The wind swayed the grass and tree’s softly in this supposedly idealistic world. The grass and tree’s where that perfect green that looked straight from a picture or a movie. The sun shined down and the sky was blue. People were on a run or walking there dogs or simply sitting on benches enjoying life. Not to far off sat a tree with branched that sat in every which way direction and under that tree at the base of them where 8 beautiful orange marigolds that seemed to sparkle as the wind gently brushed against them making them sway and shake. In this moment of peace a pair of feet clad in converse shoe’s came up to the flowers standing a few inches away as to not step on or ruin them. These shoe’s belonged to god. The same god Klaus would always end up meeting in death. the one riding her bike. She smiled softly looking at the flowers. After a beat of silence she finally broke the silence. “You guys never did have a great ending huh?” She tsk’d and sighed. “I never meant for your lives to end this way.
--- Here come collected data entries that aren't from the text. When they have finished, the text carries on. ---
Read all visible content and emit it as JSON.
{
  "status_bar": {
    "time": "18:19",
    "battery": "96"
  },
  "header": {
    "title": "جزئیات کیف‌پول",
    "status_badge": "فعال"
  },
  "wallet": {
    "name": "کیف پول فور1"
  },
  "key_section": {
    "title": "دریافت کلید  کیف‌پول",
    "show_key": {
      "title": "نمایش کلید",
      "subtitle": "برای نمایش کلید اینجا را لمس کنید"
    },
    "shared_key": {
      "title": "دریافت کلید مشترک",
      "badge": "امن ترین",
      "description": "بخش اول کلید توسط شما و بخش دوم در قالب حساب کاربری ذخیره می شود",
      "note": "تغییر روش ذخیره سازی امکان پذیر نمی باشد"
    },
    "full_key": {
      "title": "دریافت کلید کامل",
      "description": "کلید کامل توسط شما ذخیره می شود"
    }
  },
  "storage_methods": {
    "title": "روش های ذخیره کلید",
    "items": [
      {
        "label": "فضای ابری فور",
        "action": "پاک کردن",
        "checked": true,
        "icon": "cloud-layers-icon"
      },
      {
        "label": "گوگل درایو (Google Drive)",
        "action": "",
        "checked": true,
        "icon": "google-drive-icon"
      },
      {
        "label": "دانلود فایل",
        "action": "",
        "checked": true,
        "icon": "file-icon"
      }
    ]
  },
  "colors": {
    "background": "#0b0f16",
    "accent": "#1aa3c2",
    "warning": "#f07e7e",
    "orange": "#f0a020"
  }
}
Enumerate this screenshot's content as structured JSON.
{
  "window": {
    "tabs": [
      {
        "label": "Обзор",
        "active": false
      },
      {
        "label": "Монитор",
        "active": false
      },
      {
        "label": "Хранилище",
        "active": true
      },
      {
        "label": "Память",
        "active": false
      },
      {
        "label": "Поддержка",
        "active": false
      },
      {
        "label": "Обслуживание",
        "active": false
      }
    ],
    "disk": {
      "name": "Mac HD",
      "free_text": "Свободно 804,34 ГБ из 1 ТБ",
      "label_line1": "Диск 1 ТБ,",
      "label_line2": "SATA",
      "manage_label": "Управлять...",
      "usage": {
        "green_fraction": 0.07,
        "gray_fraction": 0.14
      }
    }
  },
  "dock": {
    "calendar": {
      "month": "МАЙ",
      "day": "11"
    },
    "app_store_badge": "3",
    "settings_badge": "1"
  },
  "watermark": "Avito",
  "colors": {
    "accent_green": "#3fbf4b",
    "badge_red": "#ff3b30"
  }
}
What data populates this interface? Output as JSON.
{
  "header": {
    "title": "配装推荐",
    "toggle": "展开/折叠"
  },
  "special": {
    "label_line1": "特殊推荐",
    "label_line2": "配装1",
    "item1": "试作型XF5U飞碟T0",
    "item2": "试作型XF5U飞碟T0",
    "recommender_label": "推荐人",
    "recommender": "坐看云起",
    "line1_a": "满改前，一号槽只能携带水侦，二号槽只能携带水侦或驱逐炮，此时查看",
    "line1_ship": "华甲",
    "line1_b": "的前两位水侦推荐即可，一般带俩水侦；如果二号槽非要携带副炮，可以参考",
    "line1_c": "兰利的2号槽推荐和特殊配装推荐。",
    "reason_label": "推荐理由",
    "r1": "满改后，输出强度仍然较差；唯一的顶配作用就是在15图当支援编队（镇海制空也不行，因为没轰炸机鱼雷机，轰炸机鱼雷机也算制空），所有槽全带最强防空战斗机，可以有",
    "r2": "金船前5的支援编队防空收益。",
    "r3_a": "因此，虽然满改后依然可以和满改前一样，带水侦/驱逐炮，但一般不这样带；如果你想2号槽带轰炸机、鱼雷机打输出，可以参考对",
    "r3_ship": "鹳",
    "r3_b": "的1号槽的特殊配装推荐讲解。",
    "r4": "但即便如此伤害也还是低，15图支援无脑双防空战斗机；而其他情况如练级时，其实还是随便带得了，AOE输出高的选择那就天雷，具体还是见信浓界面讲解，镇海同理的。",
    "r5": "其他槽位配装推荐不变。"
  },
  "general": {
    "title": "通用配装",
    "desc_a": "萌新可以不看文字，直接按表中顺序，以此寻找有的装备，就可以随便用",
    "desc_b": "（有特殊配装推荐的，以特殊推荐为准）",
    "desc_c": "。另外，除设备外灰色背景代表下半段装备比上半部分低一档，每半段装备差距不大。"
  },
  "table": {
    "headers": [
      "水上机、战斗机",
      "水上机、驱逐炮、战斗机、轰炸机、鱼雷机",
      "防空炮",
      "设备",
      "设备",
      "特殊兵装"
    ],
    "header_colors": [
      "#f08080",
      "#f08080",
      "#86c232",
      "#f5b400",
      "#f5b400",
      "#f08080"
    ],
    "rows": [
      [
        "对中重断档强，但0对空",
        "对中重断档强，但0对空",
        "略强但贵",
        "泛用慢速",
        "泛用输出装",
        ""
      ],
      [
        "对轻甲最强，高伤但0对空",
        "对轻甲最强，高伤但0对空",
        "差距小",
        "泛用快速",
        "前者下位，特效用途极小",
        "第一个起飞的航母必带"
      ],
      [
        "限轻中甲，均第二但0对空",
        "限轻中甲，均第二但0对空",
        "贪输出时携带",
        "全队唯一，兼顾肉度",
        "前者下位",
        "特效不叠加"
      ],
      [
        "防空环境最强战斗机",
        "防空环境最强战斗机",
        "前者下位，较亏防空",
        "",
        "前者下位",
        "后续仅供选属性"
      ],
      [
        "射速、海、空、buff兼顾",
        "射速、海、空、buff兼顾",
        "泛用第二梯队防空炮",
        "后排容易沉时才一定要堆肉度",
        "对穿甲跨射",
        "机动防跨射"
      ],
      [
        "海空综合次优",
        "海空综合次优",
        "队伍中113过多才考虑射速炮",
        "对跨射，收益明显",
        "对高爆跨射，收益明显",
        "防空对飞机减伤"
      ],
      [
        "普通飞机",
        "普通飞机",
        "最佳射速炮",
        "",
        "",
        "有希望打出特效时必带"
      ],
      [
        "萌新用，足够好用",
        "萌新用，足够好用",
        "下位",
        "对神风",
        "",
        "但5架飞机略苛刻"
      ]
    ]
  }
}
Your previous one was definitely not supposed to end that way. Reginald did you guys so dirty.” she chuckled looking up at the tree the marigolds sat under taking in the bittersweet serenity of the moment and back to the marigolds. “You guys definitely did a lot of unexpected things, huh? Five and Lila was not expected thats for sure. interesting, yes. Gross and unnecessary for my poor holy eyes? that also.” she chuckled and kneeled down fixing her dress to accommodate her position. “Now when i do this i better see you guys make something out of your selves. live something better then what you did last time and dont make any dumb mistakes.” she dug in the dirt taking the marigolds out by the roots as to not damage them or hurt them. once all 8 of them where in her hands she smiled. “ You may be wondering why im doing this? well im not heartless i see injustice when i see one and quite frankly…” she turned to a clearing, careful as to not damage the marigolds and there petals and stems and roots. “I don’t like how this story ends.” With that she blew on the marigolds making there petals fly off and catch into the wind carrying them off leaving there stems and roots behind as they flew away. It was like the petals had a mind of their own which they technically did. They flew down all the way to the city. the breeze carrying them passing by people until they landed on 8 different woman there petals disappearing seeping into the skin of their stomachs.
-9 Months later-
Efa is in the hospital bed holding her baby as the doctors call in her husband Micheal from the waiting room. Efa smiles at her bundle of joy that is against her chest hearing her heartbeat. her finger is in its tiny fist as its forest green eyes is lazy and droopy with sleep. Finally Michael is ushered in by doctors who give them a moment alone. Micheal comes in and kisses Efa’s forehead “Hi honey how are you feeling?” micheal said calmly with a hint of concern after all his wife did just go through a painful procedure. Efa smiled at her husband. “Im alright right now, love. Just sore and really tired.” she looked to her bundle of joy in her arms. she adjusted the baby so micheal could see him better. “He has your eyes micheal.” she smiled softly. Micheal smiled with a soft adoring smile for his wife and child “Have we decided on a name yet, darling?” Efa look’s to her son in her arms. “Yes…Yes i think i have.” it was silent for a moment until micheal chuckled softly “Well dont keep me in the dark forever, my love, what is it?” Efa looked to micheal with a soft smile “Max.” she looked to the baby “Max Farris.”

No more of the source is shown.